Drei von vier Beschäftigten im Gesundheitswesen in Niedersachsen sind Frauen
Drei Viertel des Gesundheitspersonals sind weiblich
Hannover, 31. März 2026 — Das Landesamt für Statistik Niedersachsen hat aktuelle Zahlen zum Arbeitsmarkt im Gesundheitswesen vorgelegt. Ende 2024 waren in der Branche 576.400 Menschen beschäftigt, rund 8.300 oder 1,5 Prozent mehr als im Vorjahr. Die Daten zeichnen ein Bild von einem dominierend weiblichen Berufssektor mit ausgeprägter Teilzeitkultur.

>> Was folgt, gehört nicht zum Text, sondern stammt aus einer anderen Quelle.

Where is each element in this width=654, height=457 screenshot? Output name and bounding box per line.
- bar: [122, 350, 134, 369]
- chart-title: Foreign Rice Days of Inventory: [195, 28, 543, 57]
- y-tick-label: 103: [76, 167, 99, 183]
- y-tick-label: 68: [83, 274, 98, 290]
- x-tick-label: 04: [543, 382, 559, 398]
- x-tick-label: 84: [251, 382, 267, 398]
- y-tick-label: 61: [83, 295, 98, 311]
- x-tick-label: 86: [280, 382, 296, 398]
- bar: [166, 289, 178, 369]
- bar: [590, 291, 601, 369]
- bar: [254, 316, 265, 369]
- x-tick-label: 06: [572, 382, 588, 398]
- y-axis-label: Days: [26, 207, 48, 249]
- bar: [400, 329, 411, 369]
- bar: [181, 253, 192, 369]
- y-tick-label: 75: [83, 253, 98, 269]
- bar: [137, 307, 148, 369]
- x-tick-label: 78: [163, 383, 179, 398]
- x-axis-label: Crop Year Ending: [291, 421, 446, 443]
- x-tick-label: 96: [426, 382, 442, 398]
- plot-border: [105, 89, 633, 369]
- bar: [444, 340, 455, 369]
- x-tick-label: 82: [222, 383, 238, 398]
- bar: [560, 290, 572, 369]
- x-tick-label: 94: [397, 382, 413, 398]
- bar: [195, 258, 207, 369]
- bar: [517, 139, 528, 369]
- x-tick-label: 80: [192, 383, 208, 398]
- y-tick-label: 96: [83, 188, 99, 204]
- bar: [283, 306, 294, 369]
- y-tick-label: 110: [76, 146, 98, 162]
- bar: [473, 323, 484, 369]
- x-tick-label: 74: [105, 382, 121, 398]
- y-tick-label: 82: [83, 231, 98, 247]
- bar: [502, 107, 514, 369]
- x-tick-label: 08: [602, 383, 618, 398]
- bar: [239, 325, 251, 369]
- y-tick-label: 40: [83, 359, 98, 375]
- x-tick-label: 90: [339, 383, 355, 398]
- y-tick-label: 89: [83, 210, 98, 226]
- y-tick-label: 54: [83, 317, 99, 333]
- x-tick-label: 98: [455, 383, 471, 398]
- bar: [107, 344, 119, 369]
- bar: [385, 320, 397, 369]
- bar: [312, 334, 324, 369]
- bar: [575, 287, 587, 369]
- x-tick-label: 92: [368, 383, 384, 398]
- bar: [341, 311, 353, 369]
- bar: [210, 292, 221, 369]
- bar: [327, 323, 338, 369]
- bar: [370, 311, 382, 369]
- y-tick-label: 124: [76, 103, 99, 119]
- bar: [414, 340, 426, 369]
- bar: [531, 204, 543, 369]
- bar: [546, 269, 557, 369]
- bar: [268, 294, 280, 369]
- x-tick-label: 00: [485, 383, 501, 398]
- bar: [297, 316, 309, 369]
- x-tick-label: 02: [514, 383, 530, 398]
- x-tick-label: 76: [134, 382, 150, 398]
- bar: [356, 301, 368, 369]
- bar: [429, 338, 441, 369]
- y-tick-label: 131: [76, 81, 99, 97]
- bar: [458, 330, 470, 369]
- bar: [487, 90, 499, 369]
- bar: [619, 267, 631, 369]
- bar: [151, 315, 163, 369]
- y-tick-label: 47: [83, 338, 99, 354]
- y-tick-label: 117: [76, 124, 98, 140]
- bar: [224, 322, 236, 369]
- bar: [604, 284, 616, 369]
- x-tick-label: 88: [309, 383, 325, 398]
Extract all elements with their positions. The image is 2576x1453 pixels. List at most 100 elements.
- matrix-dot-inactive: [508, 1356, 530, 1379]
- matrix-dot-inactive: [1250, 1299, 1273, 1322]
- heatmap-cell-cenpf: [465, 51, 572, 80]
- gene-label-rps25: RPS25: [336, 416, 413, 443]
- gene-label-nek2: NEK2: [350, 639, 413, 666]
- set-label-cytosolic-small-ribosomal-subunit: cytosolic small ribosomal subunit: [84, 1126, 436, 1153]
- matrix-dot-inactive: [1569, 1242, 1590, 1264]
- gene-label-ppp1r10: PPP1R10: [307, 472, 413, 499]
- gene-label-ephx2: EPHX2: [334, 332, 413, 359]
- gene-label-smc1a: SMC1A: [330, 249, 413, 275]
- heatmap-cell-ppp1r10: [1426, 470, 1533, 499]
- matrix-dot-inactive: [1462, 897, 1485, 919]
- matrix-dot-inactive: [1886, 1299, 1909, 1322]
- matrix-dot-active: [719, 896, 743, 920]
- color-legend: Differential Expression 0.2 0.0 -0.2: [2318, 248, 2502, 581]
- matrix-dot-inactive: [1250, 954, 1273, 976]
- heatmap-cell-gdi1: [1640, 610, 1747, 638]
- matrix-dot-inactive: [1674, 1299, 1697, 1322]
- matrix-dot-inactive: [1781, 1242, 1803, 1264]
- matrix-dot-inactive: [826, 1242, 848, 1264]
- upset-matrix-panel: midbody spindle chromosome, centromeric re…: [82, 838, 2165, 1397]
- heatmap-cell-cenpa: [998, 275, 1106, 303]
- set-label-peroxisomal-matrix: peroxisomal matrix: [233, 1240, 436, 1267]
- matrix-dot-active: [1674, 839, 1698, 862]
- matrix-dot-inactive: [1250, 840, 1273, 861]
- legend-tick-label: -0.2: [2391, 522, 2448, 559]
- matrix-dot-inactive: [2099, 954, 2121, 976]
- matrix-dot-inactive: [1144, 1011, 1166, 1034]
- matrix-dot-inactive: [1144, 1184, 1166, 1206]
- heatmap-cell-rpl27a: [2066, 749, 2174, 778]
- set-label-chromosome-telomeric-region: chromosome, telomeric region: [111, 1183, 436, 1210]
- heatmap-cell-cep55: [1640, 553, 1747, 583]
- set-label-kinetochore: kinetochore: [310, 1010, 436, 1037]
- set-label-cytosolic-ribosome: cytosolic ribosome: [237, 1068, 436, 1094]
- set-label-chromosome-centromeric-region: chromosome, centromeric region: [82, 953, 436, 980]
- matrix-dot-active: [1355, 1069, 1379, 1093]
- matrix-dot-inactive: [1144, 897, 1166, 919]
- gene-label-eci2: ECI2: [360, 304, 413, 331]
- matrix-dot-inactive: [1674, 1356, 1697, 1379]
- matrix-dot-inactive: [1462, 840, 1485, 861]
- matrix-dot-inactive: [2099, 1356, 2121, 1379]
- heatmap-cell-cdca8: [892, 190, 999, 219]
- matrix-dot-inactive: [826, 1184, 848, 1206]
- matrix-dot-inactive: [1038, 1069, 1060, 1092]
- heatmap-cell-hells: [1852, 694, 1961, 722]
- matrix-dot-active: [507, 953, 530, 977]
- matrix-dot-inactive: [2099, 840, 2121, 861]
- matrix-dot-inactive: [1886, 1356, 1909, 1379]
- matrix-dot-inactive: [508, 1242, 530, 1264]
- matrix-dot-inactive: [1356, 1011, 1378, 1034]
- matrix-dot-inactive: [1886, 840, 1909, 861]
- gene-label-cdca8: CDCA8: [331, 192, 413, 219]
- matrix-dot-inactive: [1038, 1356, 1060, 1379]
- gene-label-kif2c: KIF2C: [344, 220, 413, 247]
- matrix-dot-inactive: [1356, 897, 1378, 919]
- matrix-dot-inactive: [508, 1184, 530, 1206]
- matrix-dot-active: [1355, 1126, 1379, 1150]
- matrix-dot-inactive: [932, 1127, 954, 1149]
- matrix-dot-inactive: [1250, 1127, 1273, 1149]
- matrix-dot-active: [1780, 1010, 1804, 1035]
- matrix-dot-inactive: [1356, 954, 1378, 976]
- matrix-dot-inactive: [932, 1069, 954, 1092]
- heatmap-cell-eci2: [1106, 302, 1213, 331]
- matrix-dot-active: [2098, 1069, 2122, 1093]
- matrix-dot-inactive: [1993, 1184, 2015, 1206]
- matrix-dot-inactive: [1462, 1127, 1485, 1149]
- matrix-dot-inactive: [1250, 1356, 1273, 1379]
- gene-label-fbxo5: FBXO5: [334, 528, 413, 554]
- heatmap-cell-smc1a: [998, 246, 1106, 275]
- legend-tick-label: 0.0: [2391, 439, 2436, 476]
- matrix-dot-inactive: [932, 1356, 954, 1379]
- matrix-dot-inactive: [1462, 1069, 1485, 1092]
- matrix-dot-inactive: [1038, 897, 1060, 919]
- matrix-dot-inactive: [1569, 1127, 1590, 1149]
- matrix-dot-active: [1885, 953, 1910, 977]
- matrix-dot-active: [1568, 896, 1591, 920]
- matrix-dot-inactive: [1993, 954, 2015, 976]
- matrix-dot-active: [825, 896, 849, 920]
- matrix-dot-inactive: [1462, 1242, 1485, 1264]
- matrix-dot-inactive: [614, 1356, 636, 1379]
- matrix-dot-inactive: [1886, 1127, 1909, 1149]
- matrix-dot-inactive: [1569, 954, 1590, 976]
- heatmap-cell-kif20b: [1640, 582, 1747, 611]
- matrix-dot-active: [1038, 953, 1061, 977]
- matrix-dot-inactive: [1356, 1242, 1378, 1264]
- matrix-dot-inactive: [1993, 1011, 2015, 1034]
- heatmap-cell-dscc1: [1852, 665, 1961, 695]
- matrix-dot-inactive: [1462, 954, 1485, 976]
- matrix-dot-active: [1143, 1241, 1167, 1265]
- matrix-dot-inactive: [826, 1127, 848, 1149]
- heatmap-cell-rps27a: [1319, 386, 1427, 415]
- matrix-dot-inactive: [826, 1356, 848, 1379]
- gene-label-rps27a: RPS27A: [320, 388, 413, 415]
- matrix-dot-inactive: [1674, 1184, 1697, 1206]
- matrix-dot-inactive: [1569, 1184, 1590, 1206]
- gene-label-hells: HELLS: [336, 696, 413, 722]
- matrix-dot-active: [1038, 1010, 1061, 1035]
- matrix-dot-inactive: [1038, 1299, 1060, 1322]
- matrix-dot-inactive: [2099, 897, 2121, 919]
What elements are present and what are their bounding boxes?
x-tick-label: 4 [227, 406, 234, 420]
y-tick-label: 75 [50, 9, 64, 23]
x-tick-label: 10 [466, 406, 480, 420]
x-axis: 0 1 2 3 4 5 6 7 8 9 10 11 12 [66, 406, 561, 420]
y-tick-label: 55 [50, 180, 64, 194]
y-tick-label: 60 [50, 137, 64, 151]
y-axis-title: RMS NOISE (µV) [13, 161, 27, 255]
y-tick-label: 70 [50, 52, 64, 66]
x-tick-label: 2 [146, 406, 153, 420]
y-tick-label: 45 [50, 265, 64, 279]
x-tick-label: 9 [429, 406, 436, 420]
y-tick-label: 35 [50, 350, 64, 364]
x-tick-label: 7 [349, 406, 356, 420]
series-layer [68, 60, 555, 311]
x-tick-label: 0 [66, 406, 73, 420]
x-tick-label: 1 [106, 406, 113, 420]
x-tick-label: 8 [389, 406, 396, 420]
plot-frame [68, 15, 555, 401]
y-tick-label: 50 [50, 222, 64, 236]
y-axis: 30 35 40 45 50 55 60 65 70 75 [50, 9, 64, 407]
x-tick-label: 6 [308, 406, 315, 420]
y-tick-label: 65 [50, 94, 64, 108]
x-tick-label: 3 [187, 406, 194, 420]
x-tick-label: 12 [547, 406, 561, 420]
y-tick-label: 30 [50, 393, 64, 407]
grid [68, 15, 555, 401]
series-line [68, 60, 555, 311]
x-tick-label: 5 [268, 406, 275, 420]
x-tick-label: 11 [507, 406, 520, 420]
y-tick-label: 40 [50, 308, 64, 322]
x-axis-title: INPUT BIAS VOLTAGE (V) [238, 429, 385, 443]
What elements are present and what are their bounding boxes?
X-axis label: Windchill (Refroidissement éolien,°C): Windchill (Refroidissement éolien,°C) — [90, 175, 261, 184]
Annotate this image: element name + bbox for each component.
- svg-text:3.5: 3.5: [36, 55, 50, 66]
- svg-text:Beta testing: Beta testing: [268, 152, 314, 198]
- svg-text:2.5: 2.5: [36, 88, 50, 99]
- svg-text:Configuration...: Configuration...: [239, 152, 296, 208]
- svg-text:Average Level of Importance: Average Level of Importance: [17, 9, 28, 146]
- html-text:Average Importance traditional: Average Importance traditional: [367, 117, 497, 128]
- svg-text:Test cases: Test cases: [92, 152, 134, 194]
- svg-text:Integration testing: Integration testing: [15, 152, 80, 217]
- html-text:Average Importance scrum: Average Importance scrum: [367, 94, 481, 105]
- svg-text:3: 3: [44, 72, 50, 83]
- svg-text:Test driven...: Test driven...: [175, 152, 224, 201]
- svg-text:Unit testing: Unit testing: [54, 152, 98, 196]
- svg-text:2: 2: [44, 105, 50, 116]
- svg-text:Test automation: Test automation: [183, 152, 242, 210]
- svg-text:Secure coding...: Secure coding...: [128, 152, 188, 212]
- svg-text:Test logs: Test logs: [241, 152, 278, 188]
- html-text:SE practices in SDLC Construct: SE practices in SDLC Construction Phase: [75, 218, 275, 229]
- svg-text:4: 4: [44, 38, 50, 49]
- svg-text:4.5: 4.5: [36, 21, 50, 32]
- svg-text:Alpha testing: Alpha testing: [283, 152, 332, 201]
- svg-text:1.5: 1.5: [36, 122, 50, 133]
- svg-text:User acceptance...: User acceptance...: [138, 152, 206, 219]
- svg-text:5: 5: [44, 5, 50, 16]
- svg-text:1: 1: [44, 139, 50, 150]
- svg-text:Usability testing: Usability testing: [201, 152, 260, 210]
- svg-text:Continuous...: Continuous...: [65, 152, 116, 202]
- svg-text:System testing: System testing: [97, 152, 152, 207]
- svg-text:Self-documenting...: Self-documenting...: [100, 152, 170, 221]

Auf Vollzeit umgerechnet belief sich die Personalstärke auf etwa 401.500 Vollzeitäquivalente. Das bedeutet, dass rechnerisch 100 Beschäftigte in Niedersachsen etwa 70 Vollzeitstellen abdecken. Besonders hoch war die Zahl der Vollzeitäquivalente je 100 Beschäftigte in Verwaltungseinrichtungen und im Gesundheitsschutz, wo jeweils 83 Vollzeitäquivalente gemeldet wurden, was auf weniger Teilzeit dort hindeutet.
Der Frauenanteil im niedersächsischen Gesundheitspersonal lag bei 76,9 Prozent und hat sich in den vergangenen 15 Jahren kaum verändert. Am stärksten vertreten sind Frauen in ambulanten Einrichtungen wie Arztpraxen, dort liegt ihr Anteil bei 81,8 Prozent. Deutlich geringer ist der Anteil in den Rettungsdiensten, wo nur 34,0 Prozent der Beschäftigten Frauen sind.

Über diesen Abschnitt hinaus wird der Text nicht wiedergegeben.